書きとりをすることのわずらわしさについて(700文字)
五十路を目の前にして
書きとりの効用が乏しくなってきた
書きとりをして一週間後に
該当箇所を覗いてみると
こんなことを書いてたのかと
書いたことを忘れてしまっているのだ
もとより言葉の意味なんぞ
頭に残っているわけがない
書きとりをするのはわずらわしい
この先書きとりをし続けるべきか
多分に迷うところだ
私蔵の本なら傍線引きで
済ましておくこともできる
もっとも線を引いたことを
憶えているわけもないが
今日
中条省平の『小説家になる!』を読んでいて
「イッペルボール」の語に出くわし
思わずノートに書きとっていた
(注)
「イッペルボール」とはフランス語で誇張法のことであり、マラルメは「散文」という詩のなかで、「イッペルボール」こそが詩の最高の武器であると示唆している。

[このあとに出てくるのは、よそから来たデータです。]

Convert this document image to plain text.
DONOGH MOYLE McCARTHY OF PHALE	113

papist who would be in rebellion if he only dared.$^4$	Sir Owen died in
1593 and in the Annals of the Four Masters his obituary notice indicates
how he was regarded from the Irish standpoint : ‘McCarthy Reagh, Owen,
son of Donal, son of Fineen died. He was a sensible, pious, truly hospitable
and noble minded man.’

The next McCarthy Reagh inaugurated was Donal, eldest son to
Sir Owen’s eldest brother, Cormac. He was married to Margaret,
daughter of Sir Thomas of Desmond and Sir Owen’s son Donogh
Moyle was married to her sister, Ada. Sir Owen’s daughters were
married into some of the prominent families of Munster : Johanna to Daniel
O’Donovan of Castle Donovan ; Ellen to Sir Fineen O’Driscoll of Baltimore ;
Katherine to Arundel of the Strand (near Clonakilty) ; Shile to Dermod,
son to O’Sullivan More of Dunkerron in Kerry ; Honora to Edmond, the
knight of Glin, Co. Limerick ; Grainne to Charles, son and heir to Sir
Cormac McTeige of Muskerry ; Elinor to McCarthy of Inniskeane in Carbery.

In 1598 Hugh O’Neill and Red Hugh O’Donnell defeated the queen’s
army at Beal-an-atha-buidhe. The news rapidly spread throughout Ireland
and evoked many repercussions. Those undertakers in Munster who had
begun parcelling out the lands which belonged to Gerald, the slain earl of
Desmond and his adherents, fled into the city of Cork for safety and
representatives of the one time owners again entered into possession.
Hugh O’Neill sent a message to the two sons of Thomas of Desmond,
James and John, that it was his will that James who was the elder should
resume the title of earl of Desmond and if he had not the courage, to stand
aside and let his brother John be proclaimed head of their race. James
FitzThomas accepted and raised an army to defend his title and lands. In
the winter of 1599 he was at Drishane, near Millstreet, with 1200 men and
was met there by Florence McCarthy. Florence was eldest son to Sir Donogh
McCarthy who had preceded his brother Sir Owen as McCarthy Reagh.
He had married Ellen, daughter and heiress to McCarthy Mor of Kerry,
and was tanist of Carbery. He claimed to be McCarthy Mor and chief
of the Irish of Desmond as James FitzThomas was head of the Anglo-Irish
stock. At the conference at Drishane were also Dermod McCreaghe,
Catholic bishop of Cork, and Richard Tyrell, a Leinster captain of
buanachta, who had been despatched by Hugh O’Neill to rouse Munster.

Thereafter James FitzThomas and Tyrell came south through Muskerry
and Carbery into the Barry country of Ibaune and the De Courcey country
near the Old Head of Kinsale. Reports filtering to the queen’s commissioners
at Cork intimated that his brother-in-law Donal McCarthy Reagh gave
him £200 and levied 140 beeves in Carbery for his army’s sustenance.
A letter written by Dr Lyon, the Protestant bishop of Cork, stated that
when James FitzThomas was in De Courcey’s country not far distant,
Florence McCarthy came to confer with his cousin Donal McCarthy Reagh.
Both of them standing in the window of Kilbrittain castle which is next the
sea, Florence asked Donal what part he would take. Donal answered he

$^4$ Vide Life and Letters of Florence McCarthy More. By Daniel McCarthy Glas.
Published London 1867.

「イッペルボール」はメタローグ版『小説家になる!』の53頁に出てくるが、『小説家になる!』の正篇、続篇どちらにも出てくる。つまり、ちくま文庫版でいえば『小説の解剖学』の57頁、『小説家になる!』の65頁である。このあたりの改題事情はわずらわしく、文庫版『小説家になる!』の著者あとがきを参照されたい。じつは、このわずらわしさが何より詩的に思われ、ペンを執った次第である。
(さらに注の注)
「イッペルボール」の説明について、初めは鈴木信太郎訳の『マラルメ詩集』(岩波文庫)より当該箇所および訳者註を引っ張ってくるつもりだったが、全篇旧字体ゆえに見合わせ、中条省平の記述を借りた。自分が作業をするぶんにおいて、わずらわしいのはやはり苦手である。
(もうひとつ)
岩波文庫の『マラルメ詩集』は2014年秋に、渡辺守章の新訳が出た。興味ある本が不如意ゆえに買えなくなって久しい。